I like it..... a lot.:thumbsup:

What bit were you using? I usually set the RPMs low and use minimal pressure and back out a lot to clear the hole of dust and shavings when working with any burl... tricky stuff.


----------



## RRLOVER (Sep 24, 2011)

They exploded due to the spalting.I was told to try and break the block with my hand to ensure they are solid.They both came apart on a spalting line when I was drilling.


----------



## tk59 (Sep 24, 2011)

I see. Thanks.


----------



## mhenry (Sep 24, 2011)

Beautiful!! I like it. What are you going to put it on?


----------



## RRLOVER (Sep 24, 2011)

I have eight blades in the process of being heat treated.


----------



## Burl Source (Sep 26, 2011)

I just noticed this thread.
The wood in the photo looks a lot like some of my spalted maple burl.
At the very least I can tell that it is west coast spalted maple burl.

If the wood came from me, let me know and I will send you a full refund of what you paid.

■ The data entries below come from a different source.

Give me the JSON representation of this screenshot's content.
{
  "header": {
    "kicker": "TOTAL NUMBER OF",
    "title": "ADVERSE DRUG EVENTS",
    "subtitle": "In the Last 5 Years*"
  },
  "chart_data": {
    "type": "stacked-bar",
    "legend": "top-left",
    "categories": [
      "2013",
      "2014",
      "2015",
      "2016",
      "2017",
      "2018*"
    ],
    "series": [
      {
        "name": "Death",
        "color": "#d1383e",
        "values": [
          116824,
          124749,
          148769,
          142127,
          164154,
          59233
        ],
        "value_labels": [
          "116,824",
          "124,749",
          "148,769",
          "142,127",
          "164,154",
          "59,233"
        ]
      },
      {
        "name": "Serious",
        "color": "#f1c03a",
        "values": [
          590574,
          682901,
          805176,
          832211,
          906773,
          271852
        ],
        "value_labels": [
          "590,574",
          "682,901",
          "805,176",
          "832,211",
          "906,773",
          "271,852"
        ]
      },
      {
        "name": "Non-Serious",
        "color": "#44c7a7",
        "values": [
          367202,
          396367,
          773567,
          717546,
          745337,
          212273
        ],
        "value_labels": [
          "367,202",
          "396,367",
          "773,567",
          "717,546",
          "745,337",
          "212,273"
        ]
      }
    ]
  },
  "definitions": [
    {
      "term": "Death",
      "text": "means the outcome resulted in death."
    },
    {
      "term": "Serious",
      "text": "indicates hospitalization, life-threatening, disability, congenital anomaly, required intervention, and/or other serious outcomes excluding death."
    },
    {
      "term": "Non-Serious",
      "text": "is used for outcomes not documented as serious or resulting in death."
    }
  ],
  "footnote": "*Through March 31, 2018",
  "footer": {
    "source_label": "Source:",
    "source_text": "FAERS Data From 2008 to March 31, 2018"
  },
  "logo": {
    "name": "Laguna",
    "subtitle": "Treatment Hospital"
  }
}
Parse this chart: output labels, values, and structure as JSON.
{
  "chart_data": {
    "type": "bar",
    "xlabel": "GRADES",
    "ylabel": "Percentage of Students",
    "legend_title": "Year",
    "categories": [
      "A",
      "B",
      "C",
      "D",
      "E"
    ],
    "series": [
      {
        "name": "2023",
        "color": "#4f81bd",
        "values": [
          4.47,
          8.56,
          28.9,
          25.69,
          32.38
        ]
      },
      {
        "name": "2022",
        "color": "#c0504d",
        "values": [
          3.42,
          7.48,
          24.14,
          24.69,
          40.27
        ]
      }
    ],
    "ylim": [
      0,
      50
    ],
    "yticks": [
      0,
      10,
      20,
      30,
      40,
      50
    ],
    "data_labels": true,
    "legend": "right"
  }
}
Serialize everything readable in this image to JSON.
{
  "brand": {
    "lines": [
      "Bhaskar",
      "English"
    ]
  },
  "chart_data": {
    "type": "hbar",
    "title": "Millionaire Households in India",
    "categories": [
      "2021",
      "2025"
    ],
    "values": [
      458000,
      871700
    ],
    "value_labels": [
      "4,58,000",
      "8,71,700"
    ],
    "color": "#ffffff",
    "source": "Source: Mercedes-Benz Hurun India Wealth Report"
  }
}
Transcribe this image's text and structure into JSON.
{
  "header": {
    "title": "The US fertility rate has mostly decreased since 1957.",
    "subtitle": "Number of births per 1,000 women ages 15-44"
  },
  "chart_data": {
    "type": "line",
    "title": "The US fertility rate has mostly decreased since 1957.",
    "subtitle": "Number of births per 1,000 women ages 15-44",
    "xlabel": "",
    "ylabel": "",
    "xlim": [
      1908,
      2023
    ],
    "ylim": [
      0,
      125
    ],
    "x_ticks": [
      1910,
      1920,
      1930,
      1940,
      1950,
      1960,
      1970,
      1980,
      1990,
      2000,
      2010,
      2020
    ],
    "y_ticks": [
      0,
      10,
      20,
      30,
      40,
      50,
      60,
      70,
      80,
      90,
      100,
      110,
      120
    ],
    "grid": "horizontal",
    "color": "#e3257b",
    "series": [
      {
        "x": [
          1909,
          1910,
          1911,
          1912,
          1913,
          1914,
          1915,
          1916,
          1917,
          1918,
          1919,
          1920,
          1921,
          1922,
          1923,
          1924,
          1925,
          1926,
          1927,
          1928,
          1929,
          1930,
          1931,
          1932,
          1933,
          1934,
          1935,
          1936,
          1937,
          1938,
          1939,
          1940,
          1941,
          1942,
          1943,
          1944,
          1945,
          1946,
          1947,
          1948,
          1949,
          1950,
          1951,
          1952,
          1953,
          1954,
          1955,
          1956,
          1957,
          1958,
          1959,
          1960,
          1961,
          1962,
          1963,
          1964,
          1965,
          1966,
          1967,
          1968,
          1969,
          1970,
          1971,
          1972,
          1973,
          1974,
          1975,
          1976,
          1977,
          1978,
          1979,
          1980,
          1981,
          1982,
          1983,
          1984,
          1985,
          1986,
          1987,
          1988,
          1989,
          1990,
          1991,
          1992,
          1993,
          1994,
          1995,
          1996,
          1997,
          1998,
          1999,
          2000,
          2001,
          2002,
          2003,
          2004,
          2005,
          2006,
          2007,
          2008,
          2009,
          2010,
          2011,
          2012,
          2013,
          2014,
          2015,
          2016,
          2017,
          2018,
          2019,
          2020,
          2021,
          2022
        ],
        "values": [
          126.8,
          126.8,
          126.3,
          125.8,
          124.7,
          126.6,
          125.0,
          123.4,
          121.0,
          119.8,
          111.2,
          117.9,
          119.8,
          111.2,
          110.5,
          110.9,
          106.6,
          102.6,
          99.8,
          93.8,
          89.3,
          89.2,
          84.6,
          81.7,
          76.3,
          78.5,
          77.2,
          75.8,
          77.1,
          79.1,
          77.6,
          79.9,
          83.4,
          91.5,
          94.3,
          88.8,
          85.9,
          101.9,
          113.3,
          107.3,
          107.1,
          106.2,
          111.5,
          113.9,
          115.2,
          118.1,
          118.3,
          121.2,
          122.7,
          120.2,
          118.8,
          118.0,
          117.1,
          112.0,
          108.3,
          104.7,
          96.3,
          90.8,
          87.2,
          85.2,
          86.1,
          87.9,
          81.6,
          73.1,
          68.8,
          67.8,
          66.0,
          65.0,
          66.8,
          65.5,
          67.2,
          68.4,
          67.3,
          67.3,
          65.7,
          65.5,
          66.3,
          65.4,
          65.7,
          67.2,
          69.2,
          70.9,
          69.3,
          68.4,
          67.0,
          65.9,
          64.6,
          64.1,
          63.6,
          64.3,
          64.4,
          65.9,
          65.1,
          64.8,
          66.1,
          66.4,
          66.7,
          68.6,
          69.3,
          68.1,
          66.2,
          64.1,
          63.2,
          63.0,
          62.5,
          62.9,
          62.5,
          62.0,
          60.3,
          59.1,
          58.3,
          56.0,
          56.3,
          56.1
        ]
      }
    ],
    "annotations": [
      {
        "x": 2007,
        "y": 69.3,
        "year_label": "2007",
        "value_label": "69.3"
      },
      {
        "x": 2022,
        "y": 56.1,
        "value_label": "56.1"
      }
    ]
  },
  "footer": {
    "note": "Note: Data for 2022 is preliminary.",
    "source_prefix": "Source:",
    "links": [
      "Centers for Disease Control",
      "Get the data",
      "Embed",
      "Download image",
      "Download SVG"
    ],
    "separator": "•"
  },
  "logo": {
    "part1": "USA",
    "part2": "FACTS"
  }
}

Their are certain structural issues to keep in mind when using spalted woods.
I don't want to hijack the thread so I will post a thread in my subforum about spalted woods.


----------



## RRLOVER (Sep 27, 2011)

Burl Source said:


> I just noticed this thread.
> The wood in the photo looks a lot like some of my spalted maple burl.
> At the very least I can tell that it is west coast spalted maple burl.
> 
> ...


 

The wood did not come from you.The person I purchased it from did the stabilizing himself.I knew better then to purchase wood that was not stabilized by right company but I bought the wood anyway:bashhead: Once they get mounted and have a few coats of tru oil they will be just fine.


----------



## Marko Tsourkan (Sep 27, 2011)

RRLOVER said:


> The wood did not come from you.The person I purchased it from did the stabilizing himself.I knew better then to purchase wood that was not stabilized by right company but I bought the wood anyway:bashhead: Once they get mounted and have a few coats of tru oil they will be just fine.


 
Mario, 
is this an adaptation of Rader's construction, or is it an optical illusion? I see a little curve to the end cap. 

M


----------



## RRLOVER (Sep 27, 2011)

Marko Tsourkan said:


> Mario,
> is this an adaptation of Rader's construction, or is it an optical illusion? I see a little curve to the end cap.
> 
> M


 
Yes, there is a curve on the end cap.


----------



## Marko Tsourkan (Sep 28, 2011)

Very cool.


----------